Hi all,
I've identified a race in RPC layer that caused some spurious disconnections and CHILD_DOWN notifications.
The problem happens when protocol/client reconfigures a connection to move from glusterd to glusterfsd. This is done by calling rpc_clnt_reconfig() followed by rpc_transport_disconnect().
This seems fine because client_rpc_notify() will call rpc_clnt_cleanup_and_start() when the disconnect notification is received. However There's a problem.
Suppose that the disconnection notification has been executed and we are just about to call rpc_clnt_cleanup_and_start(). If at this point the reconnection timer is fired, rpc_clnt_reconnect() will be processed. This will cause the socket to be reconnected and a connection notification will be processed. Then a handshake request will be sent to the server.

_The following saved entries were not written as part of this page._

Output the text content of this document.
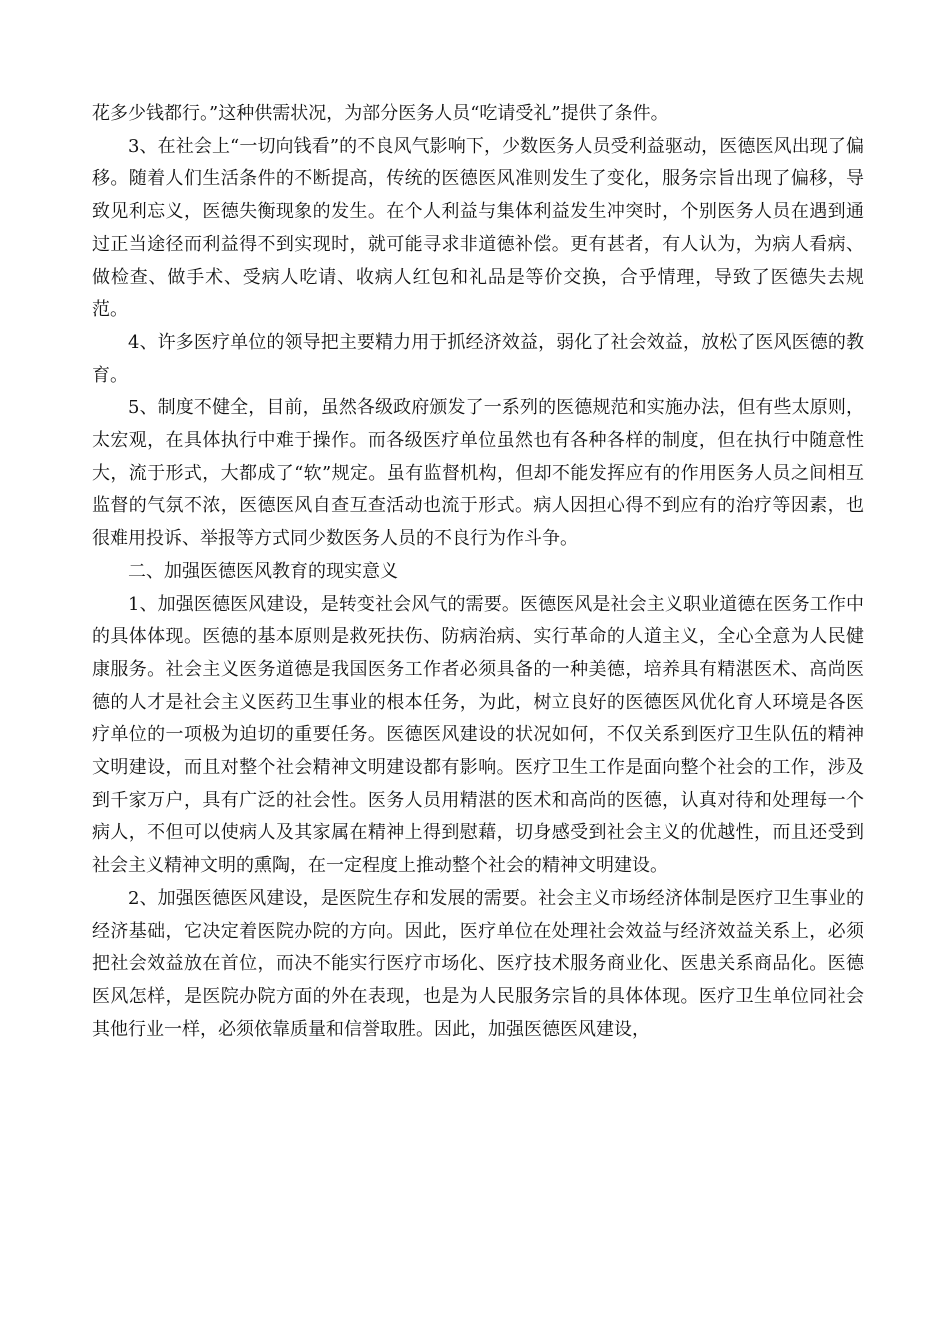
花多少钱都行。”这种供需状况，为部分医务人员“吃请受礼”提供了条件。

3、在社会上“一切向钱看”的不良风气影响下，少数医务人员受利益驱动，医德医风出现了偏移。随着人们生活条件的不断提高，传统的医德医风准则发生了变化，服务宗旨出现了偏移，导致见利忘义，医德失衡现象的发生。在个人利益与集体利益发生冲突时，个别医务人员在遇到通过正当途径而利益得不到实现时，就可能寻求非道德补偿。更有甚者，有人认为，为病人看病、做检查、做手术、受病人吃请、收病人红包和礼品是等价交换，合乎情理，导致了医德失去规范。

4、许多医疗单位的领导把主要精力用于抓经济效益，弱化了社会效益，放松了医风医德的教育。

5、制度不健全，目前，虽然各级政府颁发了一系列的医德规范和实施办法，但有些太原则，太宏观，在具体执行中难于操作。而各级医疗单位虽然也有各种各样的制度，但在执行中随意性大，流于形式，大都成了“软”规定。虽有监督机构，但却不能发挥应有的作用医务人员之间相互监督的气氛不浓，医德医风自查互查活动也流于形式。病人因担心得不到应有的治疗等因素，也很难用投诉、举报等方式同少数医务人员的不良行为作斗争。

二、加强医德医风教育的现实意义

1、加强医德医风建设，是转变社会风气的需要。医德医风是社会主义职业道德在医务工作中的具体体现。医德的基本原则是救死扶伤、防病治病、实行革命的人道主义，全心全意为人民健康服务。社会主义医务道德是我国医务工作者必须具备的一种美德，培养具有精湛医术、高尚医德的人才是社会主义医药卫生事业的根本任务，为此，树立良好的医德医风优化育人环境是各医疗单位的一项极为迫切的重要任务。医德医风建设的状况如何，不仅关系到医疗卫生队伍的精神文明建设，而且对整个社会精神文明建设都有影响。医疗卫生工作是面向整个社会的工作，涉及到千家万户，具有广泛的社会性。医务人员用精湛的医术和高尚的医德，认真对待和处理每一个病人，不但可以使病人及其家属在精神上得到慰藉，切身感受到社会主义的优越性，而且还受到社会主义精神文明的熏陶，在一定程度上推动整个社会的精神文明建设。

2、加强医德医风建设，是医院生存和发展的需要。社会主义市场经济体制是医疗卫生事业的经济基础，它决定着医院办院的方向。因此，医疗单位在处理社会效益与经济效益关系上，必须把社会效益放在首位，而决不能实行医疗市场化、医疗技术服务商业化、医患关系商品化。医德医风怎样，是医院办院方面的外在表现，也是为人民服务宗旨的具体体现。医疗卫生单位同社会其他行业一样，必须依靠质量和信誉取胜。因此，加强医德医风建设，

However, when rpc_clnt_cleanup_and_start() continues, all sent XID's are deleted. When we receive the answer from the handshake, we are unable to map the XID, making the request to fail. So the handshake fails and the client is considered down, sending a CHILD_DOWN notification to upper xlators.
This causes, in some tests, to start processing things while a brick is down unexpectedly, causing spurious failures on the test.
To solve the problem I've forced the rpc_clnt_reconfig() function to disable the RPC connection using similar code to rcp_clnt_disable(). This prevents the background rpc_clnt_reconnect() timer to be executed, avoiding the problem.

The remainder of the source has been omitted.